My wife has read both books and found them to be invaluable. I can't say much about its progenitor but I can tell you for sure that What to Expect the First Year is crap. I have all kinds of bones to pick with this book but it boils down to two major points:
  1. Comparing Babies - By it's very nature, this book seeks to measure babies against one another which, in my humble but ardent opinion, is parent poison.
  2. Panic Factor - Each parenting book should come with a rating, a panic factor, designed to inform the reader how much the should expect to panic upon reading. If such a rating system were put in place, What to Expect the First Year would have the equivalent of a Triple X rating or RED on the Homeland Security Terror Alert Scale.
I think I pretty well covered the first of these two point in a previous post so let's zoom in on the second, the panic factor.

To set the mood, here's one of my favorite quotes from What to Expect the First Year:
Breath-holding spells are usually precipitated by anger, frustration or pain...In mild events, the lips turn blue. In more severe instances, the baby turns blue all over then loses consciousness. While unconscious, his body may stiffen or even twitch.
I'm sorry. I must have fainted there a second and hit my head. Did that just say my baby may stop breathing, turn blue and twitch? I'm supposed to expect this in the first year? I don't have enough to worry about, I have to fret over my baby's breathing?

Rationally, I know that less than one percent of babies will suffer one of these spells but instinctively, reading about breath-holding makes me freak out. If so few babies have this problem then why even publish it in this book? Shouldn't it be in a separate pamphlet about breathing irregularities you get from your doctor? Why is it in a book called What to Expect the First Year?
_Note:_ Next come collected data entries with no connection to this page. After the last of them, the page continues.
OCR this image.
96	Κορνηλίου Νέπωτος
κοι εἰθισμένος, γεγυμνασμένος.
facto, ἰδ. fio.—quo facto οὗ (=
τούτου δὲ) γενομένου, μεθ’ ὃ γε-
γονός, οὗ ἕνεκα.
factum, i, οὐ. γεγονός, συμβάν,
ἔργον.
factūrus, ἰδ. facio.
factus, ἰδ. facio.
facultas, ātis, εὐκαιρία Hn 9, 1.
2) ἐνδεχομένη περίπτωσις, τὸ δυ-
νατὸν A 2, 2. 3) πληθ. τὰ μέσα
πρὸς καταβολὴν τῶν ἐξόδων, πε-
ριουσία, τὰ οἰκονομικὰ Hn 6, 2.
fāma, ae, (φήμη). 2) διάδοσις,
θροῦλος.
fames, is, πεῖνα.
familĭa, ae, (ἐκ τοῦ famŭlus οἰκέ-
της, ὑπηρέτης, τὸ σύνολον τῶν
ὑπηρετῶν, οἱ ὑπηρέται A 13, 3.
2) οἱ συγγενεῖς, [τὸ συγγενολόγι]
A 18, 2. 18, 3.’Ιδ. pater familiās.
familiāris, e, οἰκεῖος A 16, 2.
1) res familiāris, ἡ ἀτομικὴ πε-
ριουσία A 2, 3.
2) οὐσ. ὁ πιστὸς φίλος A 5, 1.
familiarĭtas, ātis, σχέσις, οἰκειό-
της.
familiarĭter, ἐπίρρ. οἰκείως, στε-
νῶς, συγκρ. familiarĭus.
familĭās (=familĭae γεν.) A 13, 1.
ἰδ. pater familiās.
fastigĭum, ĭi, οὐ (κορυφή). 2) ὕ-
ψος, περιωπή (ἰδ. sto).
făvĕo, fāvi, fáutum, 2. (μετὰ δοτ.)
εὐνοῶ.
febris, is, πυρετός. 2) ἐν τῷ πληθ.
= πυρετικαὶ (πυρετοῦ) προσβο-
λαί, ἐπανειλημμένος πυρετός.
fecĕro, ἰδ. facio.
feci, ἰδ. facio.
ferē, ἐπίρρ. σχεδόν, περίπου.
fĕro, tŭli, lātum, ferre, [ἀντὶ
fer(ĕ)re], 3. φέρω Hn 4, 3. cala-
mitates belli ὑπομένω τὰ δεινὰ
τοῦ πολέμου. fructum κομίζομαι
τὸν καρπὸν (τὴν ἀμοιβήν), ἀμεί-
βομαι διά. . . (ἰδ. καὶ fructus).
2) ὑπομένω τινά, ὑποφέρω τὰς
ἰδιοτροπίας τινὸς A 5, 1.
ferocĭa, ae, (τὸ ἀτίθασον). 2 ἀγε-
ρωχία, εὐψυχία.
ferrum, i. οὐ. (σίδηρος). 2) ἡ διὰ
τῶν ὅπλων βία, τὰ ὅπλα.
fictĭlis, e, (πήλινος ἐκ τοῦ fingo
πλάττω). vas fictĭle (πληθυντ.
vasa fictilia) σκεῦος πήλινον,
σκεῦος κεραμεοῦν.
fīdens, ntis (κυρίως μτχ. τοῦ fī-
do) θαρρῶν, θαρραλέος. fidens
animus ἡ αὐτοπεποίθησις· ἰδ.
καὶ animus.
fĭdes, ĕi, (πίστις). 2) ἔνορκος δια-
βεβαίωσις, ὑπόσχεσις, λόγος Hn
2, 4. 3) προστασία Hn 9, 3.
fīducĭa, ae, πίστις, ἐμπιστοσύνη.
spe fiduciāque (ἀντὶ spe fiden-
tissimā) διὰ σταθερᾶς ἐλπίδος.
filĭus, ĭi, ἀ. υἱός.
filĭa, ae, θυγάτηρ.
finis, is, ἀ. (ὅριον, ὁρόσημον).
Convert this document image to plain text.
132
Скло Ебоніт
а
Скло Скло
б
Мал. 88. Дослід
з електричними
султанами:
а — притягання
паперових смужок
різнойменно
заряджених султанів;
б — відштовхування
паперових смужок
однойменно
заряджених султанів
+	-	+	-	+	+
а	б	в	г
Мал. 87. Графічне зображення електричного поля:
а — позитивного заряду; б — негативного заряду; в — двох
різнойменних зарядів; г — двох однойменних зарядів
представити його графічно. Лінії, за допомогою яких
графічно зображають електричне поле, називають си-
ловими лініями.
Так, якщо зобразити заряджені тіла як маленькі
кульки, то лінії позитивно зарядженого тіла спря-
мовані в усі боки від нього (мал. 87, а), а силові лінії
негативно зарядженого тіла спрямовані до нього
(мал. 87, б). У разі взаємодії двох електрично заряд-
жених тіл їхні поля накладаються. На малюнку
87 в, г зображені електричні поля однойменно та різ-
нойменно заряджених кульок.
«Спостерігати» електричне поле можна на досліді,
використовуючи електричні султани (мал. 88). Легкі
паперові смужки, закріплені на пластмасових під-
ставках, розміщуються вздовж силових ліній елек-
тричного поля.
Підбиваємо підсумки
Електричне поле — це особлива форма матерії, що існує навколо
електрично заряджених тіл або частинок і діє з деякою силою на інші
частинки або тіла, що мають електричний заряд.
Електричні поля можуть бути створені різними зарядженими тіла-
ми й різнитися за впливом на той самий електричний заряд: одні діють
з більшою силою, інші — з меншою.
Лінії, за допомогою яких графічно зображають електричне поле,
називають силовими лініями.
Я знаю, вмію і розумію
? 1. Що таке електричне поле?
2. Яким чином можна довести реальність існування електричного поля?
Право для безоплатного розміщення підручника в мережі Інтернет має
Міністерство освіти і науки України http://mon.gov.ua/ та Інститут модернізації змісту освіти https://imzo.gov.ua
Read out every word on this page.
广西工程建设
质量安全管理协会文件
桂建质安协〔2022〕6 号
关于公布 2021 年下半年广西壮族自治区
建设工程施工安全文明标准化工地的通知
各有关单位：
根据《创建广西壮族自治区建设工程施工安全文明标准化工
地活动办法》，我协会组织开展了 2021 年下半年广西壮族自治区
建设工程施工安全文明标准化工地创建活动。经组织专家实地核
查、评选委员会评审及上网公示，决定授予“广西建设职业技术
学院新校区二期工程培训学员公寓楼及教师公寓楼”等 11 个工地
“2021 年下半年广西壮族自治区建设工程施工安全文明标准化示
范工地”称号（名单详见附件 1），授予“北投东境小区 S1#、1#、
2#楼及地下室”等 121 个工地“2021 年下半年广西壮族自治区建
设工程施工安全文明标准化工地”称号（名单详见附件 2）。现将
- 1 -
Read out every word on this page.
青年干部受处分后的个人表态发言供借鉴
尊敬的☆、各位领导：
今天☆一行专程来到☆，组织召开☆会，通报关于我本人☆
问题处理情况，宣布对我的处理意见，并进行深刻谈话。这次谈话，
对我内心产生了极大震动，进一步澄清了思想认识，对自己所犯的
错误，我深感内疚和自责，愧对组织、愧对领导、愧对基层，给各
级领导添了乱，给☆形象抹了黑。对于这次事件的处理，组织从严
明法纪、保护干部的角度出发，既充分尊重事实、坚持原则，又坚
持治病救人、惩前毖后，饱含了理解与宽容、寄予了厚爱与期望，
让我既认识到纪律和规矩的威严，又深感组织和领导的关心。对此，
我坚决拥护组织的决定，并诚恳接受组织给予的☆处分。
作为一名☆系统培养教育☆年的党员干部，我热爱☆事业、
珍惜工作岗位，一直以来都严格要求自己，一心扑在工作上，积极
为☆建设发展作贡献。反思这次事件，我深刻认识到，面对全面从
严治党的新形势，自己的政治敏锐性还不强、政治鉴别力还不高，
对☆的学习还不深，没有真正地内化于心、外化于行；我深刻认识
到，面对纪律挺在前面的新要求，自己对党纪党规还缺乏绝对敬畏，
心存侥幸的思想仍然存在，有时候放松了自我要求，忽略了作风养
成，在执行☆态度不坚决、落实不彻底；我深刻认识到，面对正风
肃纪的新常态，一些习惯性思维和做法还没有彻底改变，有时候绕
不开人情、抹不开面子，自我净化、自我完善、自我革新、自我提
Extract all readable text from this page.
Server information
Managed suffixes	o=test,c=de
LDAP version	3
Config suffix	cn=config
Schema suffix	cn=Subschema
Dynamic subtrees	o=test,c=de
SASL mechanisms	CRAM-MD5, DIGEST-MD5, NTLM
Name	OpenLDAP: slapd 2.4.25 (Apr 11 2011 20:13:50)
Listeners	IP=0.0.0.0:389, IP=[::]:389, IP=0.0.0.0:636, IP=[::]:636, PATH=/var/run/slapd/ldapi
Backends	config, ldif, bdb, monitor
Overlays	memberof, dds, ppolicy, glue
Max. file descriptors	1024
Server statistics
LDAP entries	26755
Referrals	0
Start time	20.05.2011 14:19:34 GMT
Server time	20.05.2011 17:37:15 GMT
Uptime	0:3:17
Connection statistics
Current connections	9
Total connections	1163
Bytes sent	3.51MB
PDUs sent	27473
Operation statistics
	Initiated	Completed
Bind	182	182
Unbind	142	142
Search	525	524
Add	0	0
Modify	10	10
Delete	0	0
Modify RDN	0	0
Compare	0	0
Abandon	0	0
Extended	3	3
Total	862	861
The book goes on to list some other things I should watch out for like - believe it or not - blinking. Honestly, blinking? My baby's gonna blink? Whodathunkit?

Other headings in the book include polluted indoor air, contaminants in food, and an ominous sounding section on holiday hazards. Granted, there are all sort of issues out there that parent should be concerned about like contaminated baby food. But why put them all together in a compendium that bills itself as a reasonable guide on what new parents should expect?

You know what you should expect in the first year? Your baby will cry a lot. There will be a lot of poop. They will be cute. And, like the book says, they will probably blink. If anything else comes up, go have a conversation with your pediatrician.